Mutual suspicion is almost unfathomably deep. Less than a lifetime having passed since their grandparents were driven from their homes, virtually no Palestinians believe in Israel’s right to exist as a Jewish nation. Why should they? Yet relatively few supported Hamas before Oct. 7 and the counterinsurgency. Because of Israel’s war in Gaza, far more do so today. Meanwhile polls also show that many if not most Israelis lump Hamas and Palestinians together. They mustn’t. Hamas is Gaza’s enemy. Just ask the Gazans. Since 2007, Hamas has spent billions of Iran’s money digging in, wrapping its tentacles around civilian populations and institutions. Like guerrillas everywhere, it uses noncombatants as shields. It is a nihilistic movement willing to sacrifice innocent Israelis and Palestinians alike to achieve its aim of destroying Israel.

Israel says that as many as 13,000 of the over 30,000 people its operations have killed were Hamas fighters. A roughly equal number are said to await in Rafah, hiding underground. Calling for a unilateral Israeli ceasefire without insisting on Hamas stopping its aggression and releasing its hostages is understandable but impractical. No expert thinks peace is possible with Hamas in power. One could imagine a situation in which most in the world would regretfully acknowledge that Israel should complete the job as long as it was as careful as possible toward civilians.

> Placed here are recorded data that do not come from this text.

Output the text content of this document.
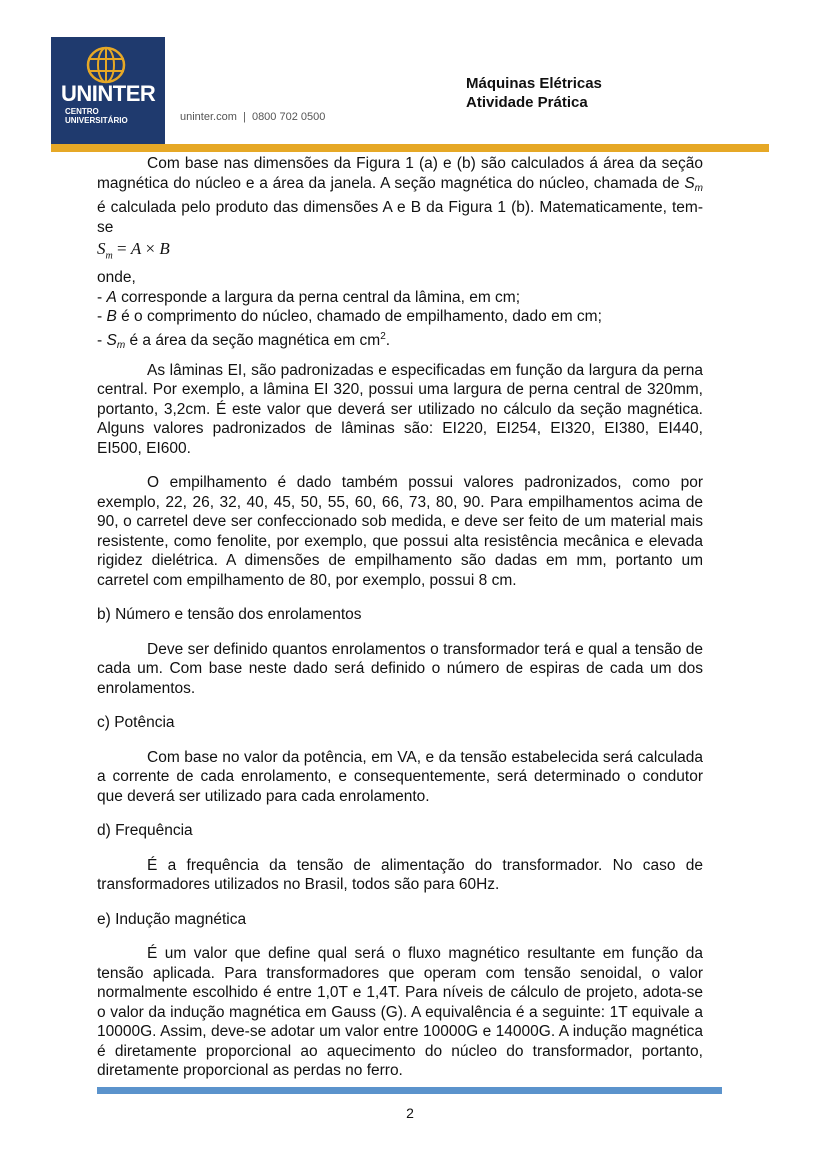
UNINTER
CENTRO
UNIVERSITÁRIO	uninter.com  |  0800 702 0500
Máquinas Elétricas
Atividade Prática

Com base nas dimensões da Figura 1 (a) e (b) são calculados á área da seção magnética do núcleo e a área da janela. A seção magnética do núcleo, chamada de Sm é calculada pelo produto das dimensões A e B da Figura 1 (b). Matematicamente, tem-se

$S_m = A \times B$

onde,

- A corresponde a largura da perna central da lâmina, em cm;

- B é o comprimento do núcleo, chamado de empilhamento, dado em cm;

- Sm é a área da seção magnética em $cm^2$.

As lâminas EI, são padronizadas e especificadas em função da largura da perna central. Por exemplo, a lâmina EI 320, possui uma largura de perna central de 320mm, portanto, 3,2cm. É este valor que deverá ser utilizado no cálculo da seção magnética. Alguns valores padronizados de lâminas são: EI220, EI254, EI320, EI380, EI440, EI500, EI600.

O empilhamento é dado também possui valores padronizados, como por exemplo, 22, 26, 32, 40, 45, 50, 55, 60, 66, 73, 80, 90. Para empilhamentos acima de 90, o carretel deve ser confeccionado sob medida, e deve ser feito de um material mais resistente, como fenolite, por exemplo, que possui alta resistência mecânica e elevada rigidez dielétrica. A dimensões de empilhamento são dadas em mm, portanto um carretel com empilhamento de 80, por exemplo, possui 8 cm.

b) Número e tensão dos enrolamentos

Deve ser definido quantos enrolamentos o transformador terá e qual a tensão de cada um. Com base neste dado será definido o número de espiras de cada um dos enrolamentos.

c) Potência

Com base no valor da potência, em VA, e da tensão estabelecida será calculada a corrente de cada enrolamento, e consequentemente, será determinado o condutor que deverá ser utilizado para cada enrolamento.

d) Frequência

É a frequência da tensão de alimentação do transformador. No caso de transformadores utilizados no Brasil, todos são para 60Hz.

e) Indução magnética

É um valor que define qual será o fluxo magnético resultante em função da tensão aplicada. Para transformadores que operam com tensão senoidal, o valor normalmente escolhido é entre 1,0T e 1,4T. Para níveis de cálculo de projeto, adota-se o valor da indução magnética em Gauss (G). A equivalência é a seguinte: 1T equivale a 10000G. Assim, deve-se adotar um valor entre 10000G e 14000G. A indução magnética é diretamente proporcional ao aquecimento do núcleo do transformador, portanto, diretamente proporcional as perdas no ferro.

2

But because of its unrelenting harshness toward Palestinians, Israel is on the verge of losing the benefit of the doubt. Some experts say its initial assault was unnecessarily brutal. It hasn’t done nearly enough to get food into famine-stalked Gaza. Israel won’t let residents return north, reoccupy neighborhoods where Hamas is gone, and begin to rebuild. Looking to postwar times, Netanyahu has abandoned the two-state solution, the only way to give Palestinians the same right of self-determination on which Israel insists. Some officials in his government want all Palestinians driven out of the occupied territories, raising suspicions that its tactics are designed to help bring this outcome about as well as hunt Hamas.

An Israeli government devoted to the best of its founding principles would insist on victory against Hamas while inviting the Palestinian people to join in a postwar season of hope, reconciliation, and state-building. But we hear nothing of the sort from Netanyahu. His people are naturally wounded by the horror of Oct. 7. A decent leader would call them to look beyond the catastrophe to the possibility of mutually assured security for all rather than another generation of hatred. All people need the hope of peace. Israel’s regime promises war upon war according to the inhumane proposition that Palestinians can never be trusted.

We may hope that Israel gets a better government after the war. In the meantime, U.S. taxpayers who aren’t pacifists opposing all military aid (and this Good Friday, God bless the pacifists and peacemakers) are entitled to ask why our government has stopped supporting freedom fighters in Ukraine while continuing to pay the bills for Netanyahu’s bloody campaign to save his job at all costs. My Good Friday prayer is that in its upcoming talks with the IDF, the U.S. will finally rattle the cash box loud enough to persuade Israel to scale back its Rafah assault and ramp up food shipments so that every Gazan has enough to eat. We can do that much, at least, in the name of Christ.